Hope you find the help you want, welcome to AC.
 
hi and welcome to AC BBKL,i think you are a good person for wanting to understand your collegue.
hopefully your friend isnt one of those who holds grudges,as that would make it near impossible to make friends again,but you will need to let him know when hes offended or upset you as being autistic shouldnt mean you are given free reign to offend.
 
Welcome to Aspie Central. One of the simplest things you can possibly do, is apologize.

There are many misunderstandings of Aspies in the world, misinterpretations of our aim or purpose, very often there is no ill intent contemplated.

Requiring him to explain his intent, places the onus directly on him to account for his actions, much like a child being punished (something he's likely quite familiar with if his reaction was to become hostile).

Don't do that, Aspies are horrified at making social blunders and when it's pointed out they withdraw, blame themselves, become hostile, or decamp to a world of known parameters. They find the world of social interaction false and superficial and their logical brains do not see the point in it.
 
That's really good that you've come to understand and appreciate the differences we have. It makes me feel better that there are people like you out there who want to right wrongs where there are so many people who wouldn't have the balls to admit they've made a mistake. I think that speaks highly of you as a person.
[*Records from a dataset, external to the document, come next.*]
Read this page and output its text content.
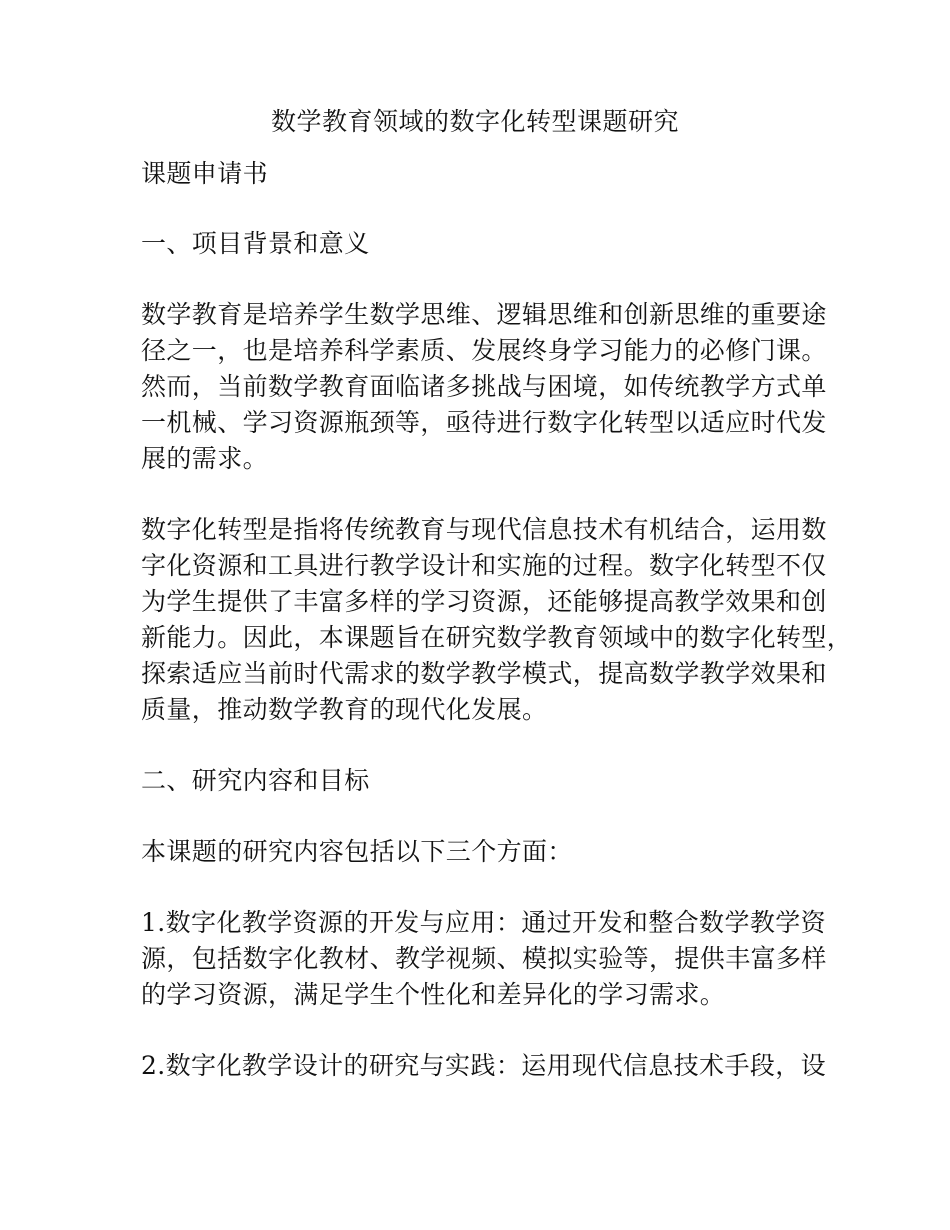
数学教育领域的数字化转型课题研究
课题申请书
一、项目背景和意义
数学教育是培养学生数学思维、逻辑思维和创新思维的重要途
径之一，也是培养科学素质、发展终身学习能力的必修门课。
然而，当前数学教育面临诸多挑战与困境，如传统教学方式单
一机械、学习资源瓶颈等，亟待进行数字化转型以适应时代发
展的需求。
数字化转型是指将传统教育与现代信息技术有机结合，运用数
字化资源和工具进行教学设计和实施的过程。数字化转型不仅
为学生提供了丰富多样的学习资源，还能够提高教学效果和创
新能力。因此，本课题旨在研究数学教育领域中的数字化转型，
探索适应当前时代需求的数学教学模式，提高数学教学效果和
质量，推动数学教育的现代化发展。
二、研究内容和目标
本课题的研究内容包括以下三个方面：
1.数字化教学资源的开发与应用：通过开发和整合数学教学资
源，包括数字化教材、教学视频、模拟实验等，提供丰富多样
的学习资源，满足学生个性化和差异化的学习需求。
2.数字化教学设计的研究与实践：运用现代信息技术手段，设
I'm afraid I offer no particular enlightening information as I don't necessarily face the same challenges as he or other autistic people in the community. What I can say though is be honest, say you've informed yourself and say it from the heart.

Best of luck.
 
Mia and everyone who has replied: thank you so much, your comments are helping me make decisions here. Mia, your comment about apologizing reminded me of a learning moment I had. After the first fight I had with my colleague, I tried to reconcile by asking him (twice) if we could talk about the fight. At that time, I didn’t know anything about AS and couldn’t understand why that made him even angrier. But here’s the thing: I never said “I apologize” until months later, in writing. That made all the difference: using my words literally and directly, and doing it in writing gave him the time to respond without feeling stressed by the social interaction.
 
That made all the difference: using my words literally and directly, and doing it in writing gave him the time to respond without feeling stressed by the social interaction.

Exactly, many Aspies have 'cognitive dissonance' they don't do well in the moment, they need time to figure out how to respond, and how to piece together what occurred.

Many don't read faces well, so they often don't understand if someone is being insulting, sarcastic, kind, or any of the other myriad facial signals, unless you tell them. Many Aspies stutter or become mute when put on the spot, because they need time to process and respond in the moment, often there's not enough time.